Luke 1; John 1:1-14: Continued

I’m sure for some of you out there reading this, today marks an exciting day. Today we begin our journey through the New Testament toward the completion of our Bible Challenge for 2014. As of today we are 75% finished this challenge! What an amazing thing.

But as we being our turn into the story of Jesus, let me remind you that we must not think about the Bible as two separate stories or two separate entities. The Bible is one story, creation to redemption. It is not “the old plan” vs. “the new plan”. It is not vengeful God vs. grace filled God. The Bible is one story, and both of the Testaments are key to that story. So while it may seem natural to rejoice that we are leaving the Old Testament behind, please do not forget everything that the Old Testament has taught us. It has taught us about God’s love for humanity from the very beginning, and how we threw that love in his face when we disobeyed him (and continue to disobey him). It has taught us about God’s reaction to sin. We call that reaction judgement, but let’s not forget that God is holy, and his very nature makes the sight of sin abhorrent to him. But even in the Old Testament, God provided a way through sacrifices, to shift his anger over sin away from his people. The Old Testament has taught us about God’s mercy and grace as well.
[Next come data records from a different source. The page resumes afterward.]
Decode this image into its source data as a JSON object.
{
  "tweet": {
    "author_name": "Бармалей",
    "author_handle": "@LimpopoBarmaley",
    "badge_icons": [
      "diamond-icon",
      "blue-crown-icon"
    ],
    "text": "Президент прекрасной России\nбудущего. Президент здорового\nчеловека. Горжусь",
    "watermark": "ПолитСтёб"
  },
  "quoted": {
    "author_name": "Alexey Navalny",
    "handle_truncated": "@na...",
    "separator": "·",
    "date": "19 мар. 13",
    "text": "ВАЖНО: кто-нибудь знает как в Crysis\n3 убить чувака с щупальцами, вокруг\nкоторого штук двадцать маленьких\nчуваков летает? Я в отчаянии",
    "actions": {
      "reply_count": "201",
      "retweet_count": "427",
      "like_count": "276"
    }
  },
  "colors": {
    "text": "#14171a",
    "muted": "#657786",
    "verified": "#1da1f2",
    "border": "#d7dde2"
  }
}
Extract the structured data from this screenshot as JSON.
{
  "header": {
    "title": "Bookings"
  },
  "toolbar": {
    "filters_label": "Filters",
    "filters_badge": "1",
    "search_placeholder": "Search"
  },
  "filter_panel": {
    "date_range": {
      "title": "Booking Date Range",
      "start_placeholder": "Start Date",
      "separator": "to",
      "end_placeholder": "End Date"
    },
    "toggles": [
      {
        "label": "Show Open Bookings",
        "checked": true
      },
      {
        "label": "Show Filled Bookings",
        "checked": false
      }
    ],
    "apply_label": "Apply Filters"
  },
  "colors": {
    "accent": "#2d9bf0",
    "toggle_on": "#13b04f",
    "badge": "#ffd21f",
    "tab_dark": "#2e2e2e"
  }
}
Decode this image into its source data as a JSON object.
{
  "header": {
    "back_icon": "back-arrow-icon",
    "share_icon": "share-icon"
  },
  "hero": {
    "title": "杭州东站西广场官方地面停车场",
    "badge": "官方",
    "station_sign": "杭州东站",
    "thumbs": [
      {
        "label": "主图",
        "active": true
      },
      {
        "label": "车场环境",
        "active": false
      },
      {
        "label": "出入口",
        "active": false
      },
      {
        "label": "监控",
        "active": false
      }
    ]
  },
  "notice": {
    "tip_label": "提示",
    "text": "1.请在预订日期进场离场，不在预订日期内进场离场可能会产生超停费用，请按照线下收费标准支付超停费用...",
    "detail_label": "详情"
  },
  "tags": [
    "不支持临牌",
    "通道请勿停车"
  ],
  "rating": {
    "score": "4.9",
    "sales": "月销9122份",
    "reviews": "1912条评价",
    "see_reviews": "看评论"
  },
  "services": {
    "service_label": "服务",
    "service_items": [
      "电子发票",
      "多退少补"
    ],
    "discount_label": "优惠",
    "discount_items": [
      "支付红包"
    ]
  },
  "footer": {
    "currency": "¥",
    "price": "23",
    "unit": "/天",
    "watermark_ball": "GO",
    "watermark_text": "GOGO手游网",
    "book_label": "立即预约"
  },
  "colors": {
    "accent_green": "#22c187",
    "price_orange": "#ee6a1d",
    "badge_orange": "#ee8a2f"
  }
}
Grace is not a New Testament invention, and God’s grace is certainly evident in many places in the stories of the Old Testament.

I think the thing that has stood out for me the most from our Old Testament readings was how many of the promises we cling to as Christians are actually Old Testament promises. Promises about God’s provision, about God’s faithfulness, about God’s plan for us, about our uniqueness in God’s eyes, about God’s watchfulness over us, they are all Old Testament promises that are either repeated or build on in the New Testament.

Of course, the biggest promise from the Old Testament that we are beginning to explore today is God’s promise to send his Chosen One, the Root of Jesse, the Messiah to save his people from their sins. Jesus. While today is not about the birth of Jesus, our readings today set the stage for God’s physical entrance into human history. The main figure in that preparation is John the Baptist, born to Zechariah and Elizabeth among more than a couple miracles.

Allow me to remind you of something that is important in light of Gabriel’s visits to Zechariah, Elizabeth and Mary; Elizabeth’s miraculous pregnancy (remember she was barren) and Mary’s visit from the Holy Spirit. We have transitioned from Old to New Testaments with the turn of the clock. Bible time did not happen that way. Between the writings and prophesies of Malachi and Gabriel’s entrance on the scene in Luke chapter one, four hundred years had passed. Four hundred years in which God was silent. No prophets, no angelic visits, no movements of God’s angels to rescue or punish his people, nothing. Biblical scholars call these the “400 silent years”. Out of that silence, these things start to happen.

Does that mean God was not working or present during those 400 years? No. And to be honest I can’t explain why he was silent for such a long period of time. All I know is that the huge silence was followed by the biggest noise creation had ever experienced. To be honest, creation will not experience such a noise again until Jesus returns with the trumpet blast and the shout of the archangels. But that’s a story for another day.

Happy reading

  • What was familiar from this passage of scripture? What was something I already knew?
  • What was new from this piece of scripture? What was something that really stood out for me that I have never paid attention to before?
  • Does Jesus appear in this passage of scripture?
  • How does this passage apply to my life, here and now? Do I need to do anything about it?
  • What prayer would I offer up to God after reading this piece of scripture?